Waktu sekarang sangat tepat, Payne menunjukkan, karena Gen Z lebih mungkin mempertimbangkan untuk menggantikan minuman alkohol mereka dengan yang non-alkohol. 

“Konsumen yang lebih tua masih mempertahankan sedikit kebiasaan lama mereka, yaitu bahwa bir 0.0 adalah untuk saat Anda menyerah, sedangkan Gen Z jauh lebih terbuka terhadap fleksibilitas ini sehubungan dengan pengendalian,” kata Payne. 

MEMBACA  Studi ATP Modular Sistem mCRM™ Memenuhi Tujuan Utama Keamanan dan Efektivitas Oleh Investing.com

Boase dari Lucky Saint mengulang gagasan bahwa konsumen termuda—yang termasuk dalam Gen Z—memiliki jumlah orang yang paling tinggi yang memilih untuk tidak minum sama sekali. Tetapi benang yang lebih mungkin menarik konsumen, terlepas dari usia mereka, ke merek Lucky Saint adalah kesadaran akan kesehatan mereka. 

“Pendorong terbesar dari kategori dan orang yang masuk ke dalam kategori … adalah kesehatan,” kata Boase kepada Fortune, menambahkan bahwa bir Lucky Saint memiliki sepertiga kalori dari bir biasa. Dia menambahkan bahwa alasan kesehatan fisik maupun mental mendorong kebutuhan orang untuk mengendalikan, tetapi bukan satu kelompok usia tertentu yang dapat mengembangkan pasar minuman non-alkohol. 

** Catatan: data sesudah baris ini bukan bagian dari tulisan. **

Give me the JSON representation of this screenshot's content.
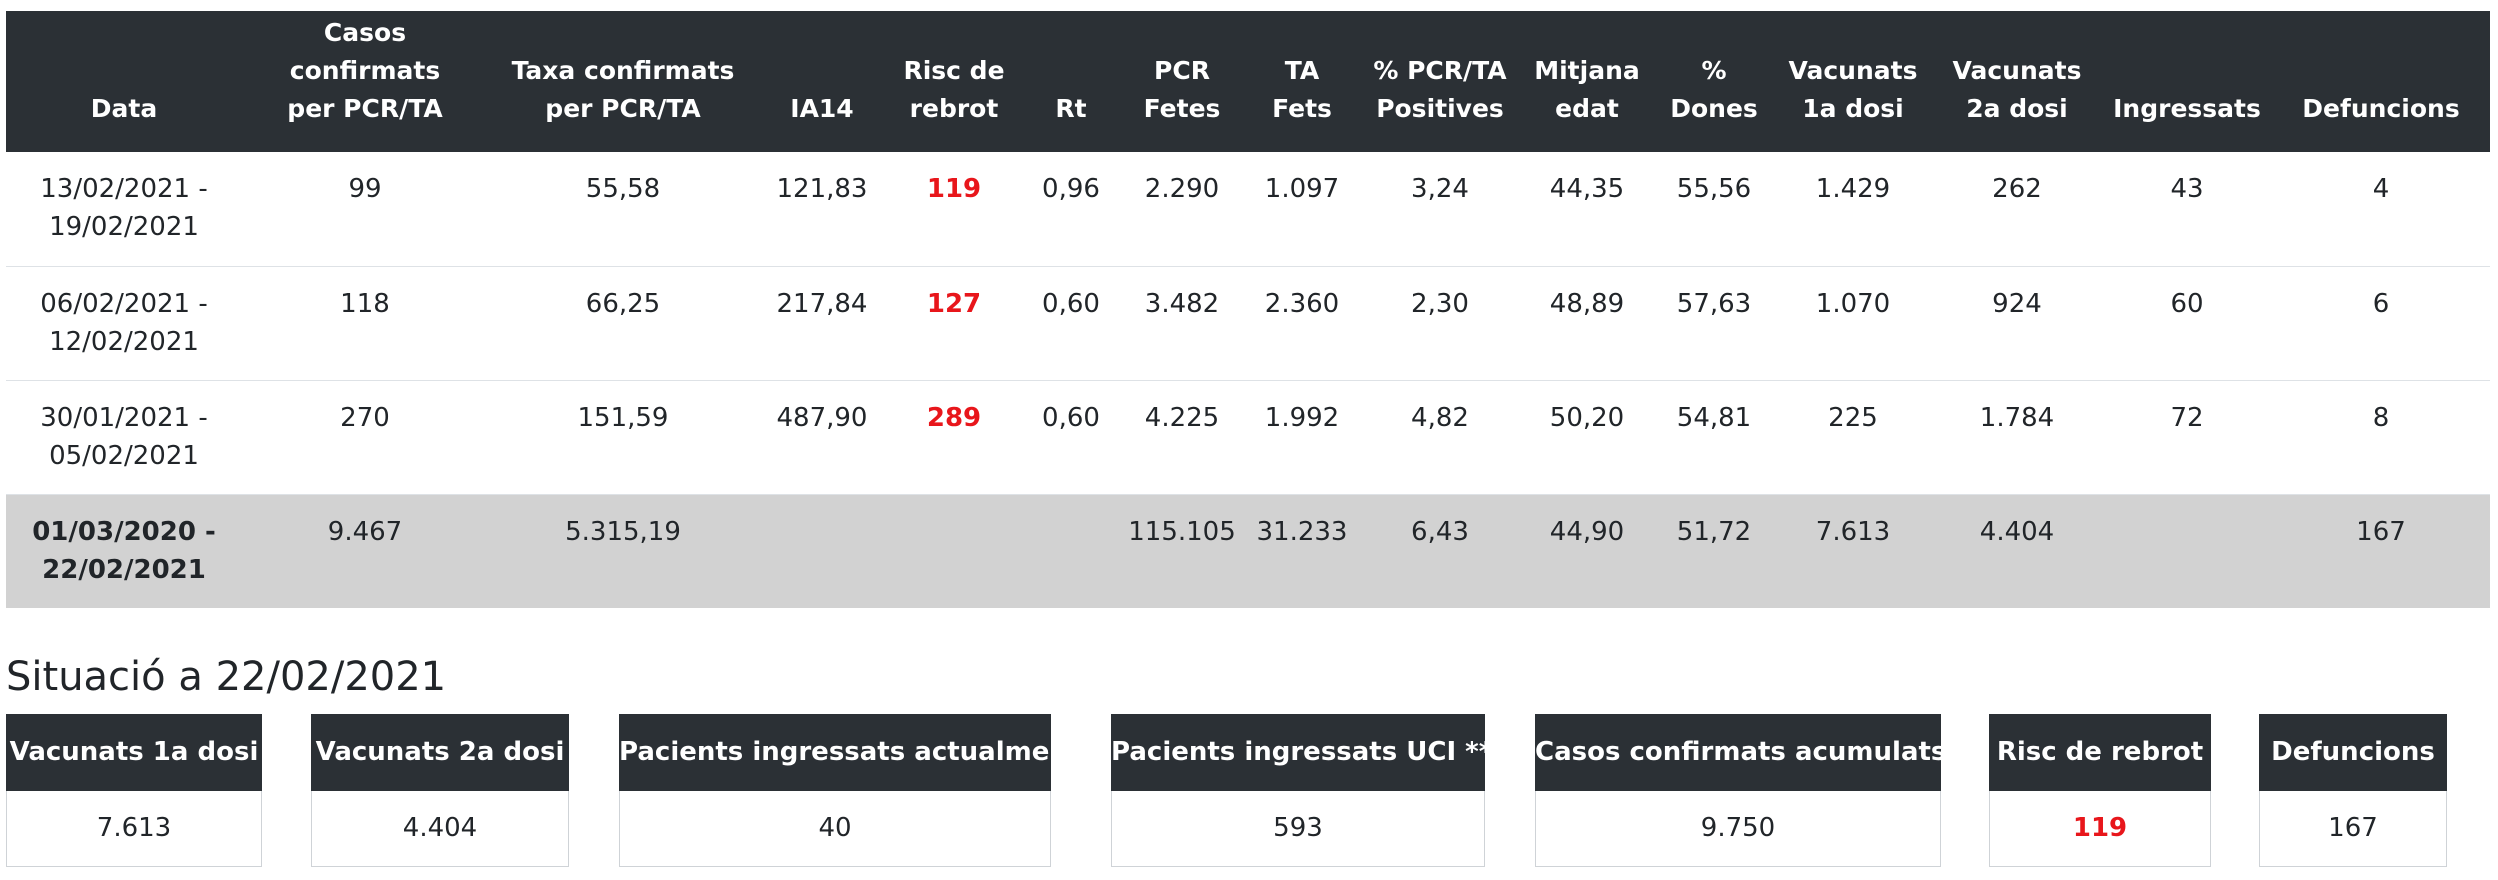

“Gerakan pengendalian memengaruhi semua kelompok usia,” kata Boase.

Menarik konsumen dengan inovasi

Dengan konsumen siap mengadopsi minuman non-alkohol dan perusahaan berinvestasi secara aktif dalam segmen ini, beberapa tahun mendatang akan berfokus pada membuat bir non-alkohol lebih umum dan membuat konsumen bersemangat tentang hal itu.

Kategori 0.0 Heineken sekarang menawarkan bir berperisa yang menyaingi minuman ringan lainnya di beberapa pasar sebagai cara untuk menawarkan pengalaman baru kepada konsumen.

“Kami juga melihat batas-batas kategori menjadi kabur. Jadi, kami pikir ada peluang di area seperti koktail bir 0.0 … ruang koktail siap minum,” kata Payne. 

Dalam laporan pendapatan perusahaan tahun 2023, Heineken mencatat pertumbuhan dua digit untuk bir non-alkohol dan cider di beberapa pasar. 

“Pastikan kami dapat menawarkan produk draft yang fantastis akan menjadi fokus utama pada tahun 2024 … Saya pikir kami dapat terus menawarkan variasi rasa—konsumen ingin menemukan hal-hal baru,” kata Payne.